E andiam di fratta in fratta,

or congiunti or disciolti

( e il verde vigor rude

ci allaccia i melleoli

c’intrica i ginocchi)

chi sa dove, chi sa dove!

E piove su i nostri volti

silvani,

piove su le nostre mani

ignude,

su i nostri vestimenti

leggeri,

su i freschi pensieri

che l’anima schiude

novella,

su la favola bella

che ieri

m’illuse, che oggi t’illude,

o Ermione.

Pastori d’Abruzzo

 

Settembre.

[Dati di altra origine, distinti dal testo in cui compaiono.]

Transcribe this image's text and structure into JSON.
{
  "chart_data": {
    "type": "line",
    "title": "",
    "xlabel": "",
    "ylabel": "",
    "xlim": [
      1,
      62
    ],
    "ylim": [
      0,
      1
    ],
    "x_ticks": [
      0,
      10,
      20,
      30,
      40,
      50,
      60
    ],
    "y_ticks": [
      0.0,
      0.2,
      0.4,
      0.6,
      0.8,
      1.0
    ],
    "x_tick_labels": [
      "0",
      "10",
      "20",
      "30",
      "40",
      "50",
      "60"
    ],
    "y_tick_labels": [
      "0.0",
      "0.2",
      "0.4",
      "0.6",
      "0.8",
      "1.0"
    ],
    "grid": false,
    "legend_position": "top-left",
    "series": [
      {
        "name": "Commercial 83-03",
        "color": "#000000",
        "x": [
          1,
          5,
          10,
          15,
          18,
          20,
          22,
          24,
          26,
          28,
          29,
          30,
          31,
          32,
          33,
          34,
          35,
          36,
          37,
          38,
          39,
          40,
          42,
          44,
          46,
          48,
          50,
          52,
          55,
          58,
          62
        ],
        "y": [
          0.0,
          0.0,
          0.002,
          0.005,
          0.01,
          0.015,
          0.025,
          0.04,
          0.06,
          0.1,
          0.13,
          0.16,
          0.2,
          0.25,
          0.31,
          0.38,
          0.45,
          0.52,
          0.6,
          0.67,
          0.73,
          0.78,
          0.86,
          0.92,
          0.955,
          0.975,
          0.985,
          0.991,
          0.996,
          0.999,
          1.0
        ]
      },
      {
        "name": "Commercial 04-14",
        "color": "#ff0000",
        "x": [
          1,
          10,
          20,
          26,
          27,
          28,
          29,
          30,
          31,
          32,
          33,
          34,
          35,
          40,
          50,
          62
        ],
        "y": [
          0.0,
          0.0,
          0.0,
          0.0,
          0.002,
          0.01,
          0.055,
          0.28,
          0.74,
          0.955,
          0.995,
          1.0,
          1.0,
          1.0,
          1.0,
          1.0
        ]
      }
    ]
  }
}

Andiamo è tempo di migrare.

Ora in terra d’Abruzzo i miei pastori

lascian gli stazzi e vanno verso il mare,

vanno verso l’Adriatico selvaggio

che verde è come i pascoli dei monti.

Han bevuto profondamente ai fonti alpestri

ché sapor d’acqua natia

rimanga nei cuori esuli a conforto,

che lungo illuda la lor sete in via.

Rinnovato hanno verga d’avellano.

E vanno pel tratturo antico al piano

quasi per un erbal fiume silente,

su le vestigia degli antichi padri.

Oh voce di colui che primamente

conobbe il tremolar della marina!

Ora lungh’esso il litoral

cammina la greggia.

Senza mutamento è l’aria

e il sole imbionda sì la viva lana

che quasi dalla sabbia non divaria.

Isciacquìo, calpestìo, dolci rumori,

ah perché non son io coi miei pastori?

Voglio un amore doloroso

 

Voglio un amore doloroso, lento,

che lento sia come una lenta morte,

e senza fine (voglio che più forte

sie della morte) e senza mutamento.

Voglio che senza tregua in un tormento

occulto sien le nostre anime assorte;

e un mare sia presso a le nostre porte,

solo, che pianga in un silenzio intento.

Voglio che sia la torre alta granito,

ed alta sia così che nel sereno

sembri attingere il grande astro polare.

Voglio un letto di porpora, e trovare

in quell’ombra giacendo su quel seno,

come in fondo a un sepolcro, l’Infinito.

La sera fiesolana

 

Fresche le mie parole ne la sera

ti sien come il fruscìo che fan le foglie

del gelso ne la man di chi le coglie

silenzioso e ancor s’attarda a l’opra lenta

su l’alta scala che s’annera

contro il fusto che s’inargenta

con le sue rame spoglie

mentre la Luna è prossima a le soglie

cerule e par che innanzi a sé distenda un velo

ove il nostro sogno giace

e par che la campagna già si senta

da lei sommersa nel notturno gelo

e da lei beva la sperata pace

senza vederla.

Laudata sii pel tuo viso di perla,

o Sera, e pe’ tuoi grandi umidi occhi ove si tace

l’acqua del cielo!

Dolci le mie parole ne la sera

ti sien come la pioggia che bruiva

tepida e fuggitiva,

commiato lacrimoso de la primavera,

su i gelsi e su gli olmi e su le viti

e su i pini dai novelli rosei diti

che giocano con l’aura che si perde,

e su ‘l grano che non è biondo ancora

e non è verde,

e su ‘l fieno che già patì la falce

e trascolora,

e su gli olivi, su i fratelli olivi

che fan di santità pallidi i clivi

e sorridenti.

Laudata sii per le tue vesti aulenti,

o Sera, e pel cinto che ti cinge come il salce

il fien che odora!

Io ti dirò verso quali reami

d’amor ci chiami il fiume, le cui fonti

eterne a l’ombra de gli antichi rami

parlano nel mistero sacro dei monti;

e ti dirò per qual segreto

le colline su i limpidi orizzonti

s’incùrvino come labbra che un divieto

chiuda, e perché la volontà di dire

le faccia belle

oltre ogni uman desire

e nel silenzio lor sempre novelle

consolatrici, sì che pare

che ogni sera l’anima le possa amare

d’amor più forte.

Laudata sii per la tua pura morte,

o Sera, e per l’attesa che in te fa palpitare

le prime stelle!

Il vento scrive

 

Su la docile sabbia il vento scrive

con le penne dell’ala; e in sua favella

parlano i segni per le bianche rive.

Ma, quando il sol declina, d’ogni nota

ombra lene si crea, d’ogni ondicella,

quasi di ciglia su soave gota.

E par che nell’immenso arido viso

della pioggia s’immilli il tuo sorriso.